Escribir bien es muy difícil. Yo, antes de enviar cualquier escrito para su publicación, antes de atreverme a hacerlo, tengo que leerlo y releerlo muchas veces para asegurarme de haber colocado bien los signos de puntuación, de haber aplicado de forma correcta las concordancias de género y número o usado las mayúsculas adecuadamente. También intento cuidar la retórica. Seguro que no siempre lo consigo, por mucho empeño que ponga, pues soy bien consciente de mis carencias y limitaciones.

Conozco a diversos autores y me he cruzado escritos con más de uno. No es raro encontrarte con que algunos, más allá de ignorar la gramática más elemental, cometen hasta faltas de ortografía, sobre todo –que no sólo (tildo a conciencia)–, en materia de acentuación. Sus libros habrán pasado, como todos, por el corrector de estilo de la editorial, auténtica lavadora de la ropa sucia, que devuelve los manuscritos listos para la imprenta. A quienes no somos escritores, sino meros autores, el oficio del corrector nos resulta de gran ayuda.

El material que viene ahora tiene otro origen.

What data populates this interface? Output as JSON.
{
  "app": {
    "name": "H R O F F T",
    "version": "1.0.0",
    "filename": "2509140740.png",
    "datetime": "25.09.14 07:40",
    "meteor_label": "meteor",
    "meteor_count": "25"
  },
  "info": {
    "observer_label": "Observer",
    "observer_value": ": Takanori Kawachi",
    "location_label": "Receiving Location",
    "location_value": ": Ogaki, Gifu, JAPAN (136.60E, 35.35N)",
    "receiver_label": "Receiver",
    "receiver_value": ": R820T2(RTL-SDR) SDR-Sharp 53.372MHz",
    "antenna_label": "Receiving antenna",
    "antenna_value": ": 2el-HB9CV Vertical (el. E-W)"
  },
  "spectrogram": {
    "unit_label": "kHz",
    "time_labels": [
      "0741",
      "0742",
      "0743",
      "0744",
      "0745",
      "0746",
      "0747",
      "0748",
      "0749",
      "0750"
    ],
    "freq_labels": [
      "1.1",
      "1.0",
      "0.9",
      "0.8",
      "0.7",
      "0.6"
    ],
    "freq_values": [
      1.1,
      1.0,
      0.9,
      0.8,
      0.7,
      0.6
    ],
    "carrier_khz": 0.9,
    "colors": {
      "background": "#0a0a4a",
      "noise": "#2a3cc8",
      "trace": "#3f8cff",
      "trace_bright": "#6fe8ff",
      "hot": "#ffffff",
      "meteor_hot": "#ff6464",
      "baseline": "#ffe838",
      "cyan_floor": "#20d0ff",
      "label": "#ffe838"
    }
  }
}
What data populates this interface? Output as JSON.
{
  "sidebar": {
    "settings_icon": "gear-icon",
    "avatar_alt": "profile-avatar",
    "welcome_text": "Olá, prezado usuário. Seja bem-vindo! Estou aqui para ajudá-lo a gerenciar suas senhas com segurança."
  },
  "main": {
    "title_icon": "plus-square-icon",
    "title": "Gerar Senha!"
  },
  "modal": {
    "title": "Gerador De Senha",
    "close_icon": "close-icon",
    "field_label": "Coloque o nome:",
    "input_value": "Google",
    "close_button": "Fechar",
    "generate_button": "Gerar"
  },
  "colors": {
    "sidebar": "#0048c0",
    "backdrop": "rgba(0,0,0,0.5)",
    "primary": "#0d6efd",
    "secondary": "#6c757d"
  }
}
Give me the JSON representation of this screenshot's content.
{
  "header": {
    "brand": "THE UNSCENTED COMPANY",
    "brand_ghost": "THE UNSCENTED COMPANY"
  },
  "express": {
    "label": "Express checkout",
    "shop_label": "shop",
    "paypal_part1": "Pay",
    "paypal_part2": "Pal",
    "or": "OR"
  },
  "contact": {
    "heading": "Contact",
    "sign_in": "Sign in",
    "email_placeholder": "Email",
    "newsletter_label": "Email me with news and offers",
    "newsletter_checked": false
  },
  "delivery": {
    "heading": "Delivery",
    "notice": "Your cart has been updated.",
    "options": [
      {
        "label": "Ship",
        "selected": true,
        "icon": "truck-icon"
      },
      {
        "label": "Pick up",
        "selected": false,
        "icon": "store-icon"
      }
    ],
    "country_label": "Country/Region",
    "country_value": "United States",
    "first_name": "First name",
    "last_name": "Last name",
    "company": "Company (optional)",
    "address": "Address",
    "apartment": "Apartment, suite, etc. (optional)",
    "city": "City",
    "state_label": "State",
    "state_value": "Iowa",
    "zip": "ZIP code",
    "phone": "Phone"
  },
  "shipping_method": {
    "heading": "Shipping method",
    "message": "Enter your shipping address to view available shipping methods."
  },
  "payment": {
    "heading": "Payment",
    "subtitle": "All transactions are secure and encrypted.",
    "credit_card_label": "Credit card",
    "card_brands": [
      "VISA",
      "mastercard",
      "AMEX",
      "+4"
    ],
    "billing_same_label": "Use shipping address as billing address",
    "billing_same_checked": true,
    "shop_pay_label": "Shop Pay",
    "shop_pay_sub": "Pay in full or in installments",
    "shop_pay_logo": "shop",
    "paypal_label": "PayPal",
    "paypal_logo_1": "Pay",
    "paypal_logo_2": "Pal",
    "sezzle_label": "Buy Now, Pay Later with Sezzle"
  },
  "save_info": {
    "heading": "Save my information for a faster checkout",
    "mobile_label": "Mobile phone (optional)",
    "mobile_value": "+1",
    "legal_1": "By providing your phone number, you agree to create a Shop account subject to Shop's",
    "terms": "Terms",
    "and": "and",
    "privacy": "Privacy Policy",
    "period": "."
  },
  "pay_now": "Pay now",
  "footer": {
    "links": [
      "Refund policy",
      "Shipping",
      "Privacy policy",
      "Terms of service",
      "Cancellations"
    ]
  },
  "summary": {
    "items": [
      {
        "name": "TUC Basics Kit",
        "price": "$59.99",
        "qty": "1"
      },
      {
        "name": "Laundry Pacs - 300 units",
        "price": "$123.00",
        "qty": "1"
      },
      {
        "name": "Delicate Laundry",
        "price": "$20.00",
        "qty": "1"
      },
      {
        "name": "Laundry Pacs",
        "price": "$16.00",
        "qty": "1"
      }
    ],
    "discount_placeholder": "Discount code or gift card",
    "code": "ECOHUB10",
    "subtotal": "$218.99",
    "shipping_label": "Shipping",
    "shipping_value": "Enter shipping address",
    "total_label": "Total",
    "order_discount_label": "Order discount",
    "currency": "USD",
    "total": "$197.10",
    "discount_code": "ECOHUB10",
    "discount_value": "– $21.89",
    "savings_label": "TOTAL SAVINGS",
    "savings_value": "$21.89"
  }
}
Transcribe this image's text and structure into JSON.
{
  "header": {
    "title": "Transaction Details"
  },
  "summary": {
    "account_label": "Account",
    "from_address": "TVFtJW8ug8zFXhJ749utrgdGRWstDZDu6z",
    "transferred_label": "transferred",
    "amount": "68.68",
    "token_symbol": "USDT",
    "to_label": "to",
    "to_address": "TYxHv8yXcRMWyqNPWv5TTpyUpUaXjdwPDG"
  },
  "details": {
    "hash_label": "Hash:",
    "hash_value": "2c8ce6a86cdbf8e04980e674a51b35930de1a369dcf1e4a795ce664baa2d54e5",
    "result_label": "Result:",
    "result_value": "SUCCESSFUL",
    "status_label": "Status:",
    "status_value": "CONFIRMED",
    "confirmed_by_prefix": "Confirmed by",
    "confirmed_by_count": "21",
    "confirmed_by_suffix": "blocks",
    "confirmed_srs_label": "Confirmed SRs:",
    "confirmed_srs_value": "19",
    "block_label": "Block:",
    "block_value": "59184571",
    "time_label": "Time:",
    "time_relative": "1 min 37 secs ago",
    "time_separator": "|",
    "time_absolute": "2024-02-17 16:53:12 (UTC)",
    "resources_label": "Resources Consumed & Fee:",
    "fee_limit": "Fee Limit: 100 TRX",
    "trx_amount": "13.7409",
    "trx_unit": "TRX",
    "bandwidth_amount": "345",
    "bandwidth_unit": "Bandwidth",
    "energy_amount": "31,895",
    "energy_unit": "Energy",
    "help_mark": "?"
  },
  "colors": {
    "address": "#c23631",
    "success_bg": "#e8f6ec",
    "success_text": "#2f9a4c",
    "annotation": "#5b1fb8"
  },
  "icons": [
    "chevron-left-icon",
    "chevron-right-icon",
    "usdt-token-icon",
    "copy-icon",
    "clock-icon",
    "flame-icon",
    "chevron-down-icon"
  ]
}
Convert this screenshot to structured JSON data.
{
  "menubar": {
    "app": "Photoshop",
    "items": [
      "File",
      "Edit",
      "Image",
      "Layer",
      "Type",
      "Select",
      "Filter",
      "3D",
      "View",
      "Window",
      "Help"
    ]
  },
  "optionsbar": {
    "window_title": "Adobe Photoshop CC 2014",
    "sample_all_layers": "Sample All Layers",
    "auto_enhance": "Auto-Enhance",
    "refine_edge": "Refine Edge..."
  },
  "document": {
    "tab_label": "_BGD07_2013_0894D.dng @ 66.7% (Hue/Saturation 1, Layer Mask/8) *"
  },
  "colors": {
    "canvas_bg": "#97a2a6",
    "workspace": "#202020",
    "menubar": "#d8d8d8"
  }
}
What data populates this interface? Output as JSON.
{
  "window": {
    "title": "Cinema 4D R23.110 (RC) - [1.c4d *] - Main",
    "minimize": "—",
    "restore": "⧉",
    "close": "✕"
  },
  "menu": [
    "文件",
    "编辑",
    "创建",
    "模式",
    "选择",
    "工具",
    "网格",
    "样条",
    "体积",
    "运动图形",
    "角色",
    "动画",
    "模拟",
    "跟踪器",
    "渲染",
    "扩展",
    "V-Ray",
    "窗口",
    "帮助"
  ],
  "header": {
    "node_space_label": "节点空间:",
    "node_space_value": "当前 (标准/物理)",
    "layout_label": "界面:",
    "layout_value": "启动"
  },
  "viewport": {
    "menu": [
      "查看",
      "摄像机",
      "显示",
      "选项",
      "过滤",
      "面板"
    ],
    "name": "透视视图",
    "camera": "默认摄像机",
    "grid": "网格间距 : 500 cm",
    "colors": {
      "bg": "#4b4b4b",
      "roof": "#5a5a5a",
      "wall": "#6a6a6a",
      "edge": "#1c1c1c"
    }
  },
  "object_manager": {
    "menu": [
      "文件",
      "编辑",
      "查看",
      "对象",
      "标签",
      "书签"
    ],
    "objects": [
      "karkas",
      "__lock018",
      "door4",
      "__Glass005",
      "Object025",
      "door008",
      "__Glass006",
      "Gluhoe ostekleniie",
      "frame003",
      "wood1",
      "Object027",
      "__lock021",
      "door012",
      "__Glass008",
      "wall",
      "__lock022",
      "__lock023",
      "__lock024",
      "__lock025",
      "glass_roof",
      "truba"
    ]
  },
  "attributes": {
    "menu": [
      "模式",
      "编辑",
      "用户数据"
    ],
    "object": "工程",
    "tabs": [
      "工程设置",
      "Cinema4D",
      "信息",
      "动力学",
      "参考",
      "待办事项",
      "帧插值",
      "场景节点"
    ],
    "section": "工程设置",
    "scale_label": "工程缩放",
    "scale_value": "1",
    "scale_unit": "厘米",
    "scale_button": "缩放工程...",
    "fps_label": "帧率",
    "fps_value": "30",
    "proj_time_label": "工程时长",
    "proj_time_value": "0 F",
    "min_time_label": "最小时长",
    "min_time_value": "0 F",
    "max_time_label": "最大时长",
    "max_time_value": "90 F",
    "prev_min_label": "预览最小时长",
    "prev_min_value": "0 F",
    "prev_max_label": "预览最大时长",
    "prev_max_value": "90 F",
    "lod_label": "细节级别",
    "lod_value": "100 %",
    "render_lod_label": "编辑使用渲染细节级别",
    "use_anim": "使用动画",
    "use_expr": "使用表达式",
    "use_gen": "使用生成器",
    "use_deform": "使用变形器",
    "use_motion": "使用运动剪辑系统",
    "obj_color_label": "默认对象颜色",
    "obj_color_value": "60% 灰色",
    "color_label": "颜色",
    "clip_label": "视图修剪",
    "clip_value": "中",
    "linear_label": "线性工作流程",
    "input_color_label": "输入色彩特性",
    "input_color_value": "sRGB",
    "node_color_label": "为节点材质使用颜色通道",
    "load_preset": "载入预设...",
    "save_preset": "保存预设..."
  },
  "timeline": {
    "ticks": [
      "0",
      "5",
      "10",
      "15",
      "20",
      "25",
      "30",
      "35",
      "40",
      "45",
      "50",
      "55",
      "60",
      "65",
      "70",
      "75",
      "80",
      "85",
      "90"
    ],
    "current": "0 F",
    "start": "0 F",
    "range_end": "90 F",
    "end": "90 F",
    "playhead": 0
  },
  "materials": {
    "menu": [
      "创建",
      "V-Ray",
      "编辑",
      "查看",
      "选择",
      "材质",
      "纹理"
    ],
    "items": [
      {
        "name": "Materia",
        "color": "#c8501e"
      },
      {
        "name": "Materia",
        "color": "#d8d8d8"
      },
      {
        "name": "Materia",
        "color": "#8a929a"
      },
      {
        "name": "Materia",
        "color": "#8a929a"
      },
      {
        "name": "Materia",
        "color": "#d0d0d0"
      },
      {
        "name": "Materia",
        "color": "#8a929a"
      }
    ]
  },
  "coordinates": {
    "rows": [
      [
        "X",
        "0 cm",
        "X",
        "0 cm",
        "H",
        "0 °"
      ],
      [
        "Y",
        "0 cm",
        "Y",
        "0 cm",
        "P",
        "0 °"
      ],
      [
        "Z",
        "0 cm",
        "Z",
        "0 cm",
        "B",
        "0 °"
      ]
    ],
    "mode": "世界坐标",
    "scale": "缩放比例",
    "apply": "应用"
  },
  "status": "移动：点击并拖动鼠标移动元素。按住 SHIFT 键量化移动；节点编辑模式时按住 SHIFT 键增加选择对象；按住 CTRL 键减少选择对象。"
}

Lo malo es cuando uno va de lo que no es; cuando la publicación de su obra o de sus artículos torpedea su humildad y la deja en la U.C.I., al tiempo que su vanidad crece y crece sin parar, generalmente, disimulada bajo el manto de una autoproclamada modestia más falsa que un duro de seis pesetas. Porque quien cocea a la ortografía y desconoce la gramática no puede ser escritor –si me apuran, ni articulista– sino, como mucho, mero autor de bodrios textuales. Pero como la vergüenza no se estila, pues adelante.

Y esto ocurre en muchos otros campos: conferenciantes que «venden» unos valores que pisotean tan pronto finalizan su actuación; políticos de principios cambiantes; personajillos a quienes sólo mueve el interés… Farsantes, en una palabra. Estamos rodeados de ellos. Personas con ínfulas desmedidas, empecinadas en mostrarse ante el mundo como saben perfectamente que no son.

Suerte de los otros, de esos tantos catedráticos de Lengua y Literatura semianónimos que, aun huyendo de la estridencia, acaban provocando admiración.